Obama calls on citizens, colleges and law firms to resist Trump agenda

Former president Barack Obama called on universities and law firms to stand up to intimidation from President Donald Trump’s administration and urged Americans to prepare to “possibly sacrifice” in support of democratic values.
In a speech Thursday night at Hamilton College in Clinton, New York, Obama also accused Trump’s government of working to destroy the international order created after World War II.
Obama painted a picture of a postwar political environment in which disagreements happened within a shared respect for certain rules and norms, such as free speech and an independent judiciary, which he said was now eroding. “It is up to all of us to fix this,” he said, including “the citizen, the ordinary person who says, no, that’s not right.”

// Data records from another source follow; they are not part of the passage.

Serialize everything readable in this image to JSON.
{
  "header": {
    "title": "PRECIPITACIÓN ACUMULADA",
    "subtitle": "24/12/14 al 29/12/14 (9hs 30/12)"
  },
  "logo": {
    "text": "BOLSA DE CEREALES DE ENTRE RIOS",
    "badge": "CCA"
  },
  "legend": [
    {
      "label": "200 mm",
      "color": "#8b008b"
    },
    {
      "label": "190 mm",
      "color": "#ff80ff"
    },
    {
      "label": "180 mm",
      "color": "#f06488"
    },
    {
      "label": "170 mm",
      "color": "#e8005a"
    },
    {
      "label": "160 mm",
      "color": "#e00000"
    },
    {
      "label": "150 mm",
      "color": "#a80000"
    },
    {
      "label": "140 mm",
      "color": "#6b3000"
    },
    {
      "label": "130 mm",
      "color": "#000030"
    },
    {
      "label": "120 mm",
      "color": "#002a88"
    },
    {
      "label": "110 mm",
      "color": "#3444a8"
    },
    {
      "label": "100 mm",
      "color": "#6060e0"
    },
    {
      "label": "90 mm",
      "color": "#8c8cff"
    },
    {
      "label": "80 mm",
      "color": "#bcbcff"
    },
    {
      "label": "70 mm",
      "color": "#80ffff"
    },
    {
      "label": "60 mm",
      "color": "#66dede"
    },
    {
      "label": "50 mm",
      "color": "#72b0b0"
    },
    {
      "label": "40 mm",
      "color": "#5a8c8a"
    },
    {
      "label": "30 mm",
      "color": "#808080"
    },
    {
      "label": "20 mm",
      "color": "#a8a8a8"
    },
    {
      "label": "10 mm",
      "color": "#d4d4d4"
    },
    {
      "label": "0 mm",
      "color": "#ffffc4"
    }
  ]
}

The former president said that he disagreed with some of Trump’s economic policies such as widespread new tariffs, but that he is “more deeply concerned with a federal government that threatens universities if they don’t give up students who are exercising their right to free speech.”
Obama called for universities to be prepared to lose government funding to defend academic freedom and other core values, or dip into their endowments - though endowments are sometimes funded with restrictions from donors on how that money can be spent.
“If you are a university, you may have to figure out, are we in fact doing things right? Have we in fact violated our own values, our own code, violated the law in some fashion?” he said. “If not, and you’re just being intimidated, well, you should be able to say, that’s why we got this big endowment.”
The Trump administration last month stripped $400 million in federal grants and funding from Columbia University. The administration said it may reinstitute the money after Columbia made policy changes related to last year’s pro-Palestinian campus protests, such as bringing in new security officers with arrest powers, banning protests in academic buildings and reviewing educational programs that focus on the Middle East.
The federal government is also reviewing billions in federal funding to Harvard University and has paused grants to Princeton University. The Education Department said it is investigating 60 universities and colleges over alleged antisemitism during student protests - mostly during former president Joe Biden’s term - denouncing U.S. support for Israel as it has fought a war in Gaza.
The Trump administration has also deported or is attempting to deport some students and scholars who participated in pro-Palestinian advocacy who do not hold U.S. citizenship. The Education Department has demanded that some schools hand over names and nationalities of students suspected of antisemitism, a highly unusual step in civil rights investigations.
Obama did not specifically mention the campus protests or conflicts in the Middle East in his remarks, but said, “It has been easy during most of our lifetimes to say you are a progressive or say you are for social justice or say you’re for free speech and not have to pay a price for it.”
“Now we’re at one of those moments where, you know what? It’s not enough just to say you’re for something; you may actually have to do something,” he added.
Obama said that there would have been an outcry from Republicans if he had sought to punish law firms that disliked the Affordable Care Act. Trump has used executive orders to financially target law firms connected to attorneys involved in investigations and cases against him or who have represented his political enemies such as Hillary Clinton. “It’s unimaginable that the same parties that are silent now would have tolerated behavior like that from me or a whole bunch of my predecessors,” Obama said.
“Imagine if I had done any of this. Imagine if I had pulled Fox News’s credentials from the White House press corps,” he added, in an apparent reference to the Trump administration’s ban on the Associated Press from official events, instituted after the wire service said it would continue using “Gulf of Mexico” instead of the administration’s new name for the oceanic basin, “Gulf of America.” Obama’s administration did block Fox News from interviewing an official during his first term but backed down after backlash.
He concluded his remarks by advocating for values such as resilience and respect for others regardless of skin color, gender, sexual orientation and religion. “I know that these days, the idea of inclusion has somehow been deemed illegal, but you know what? I believe in it,” he said.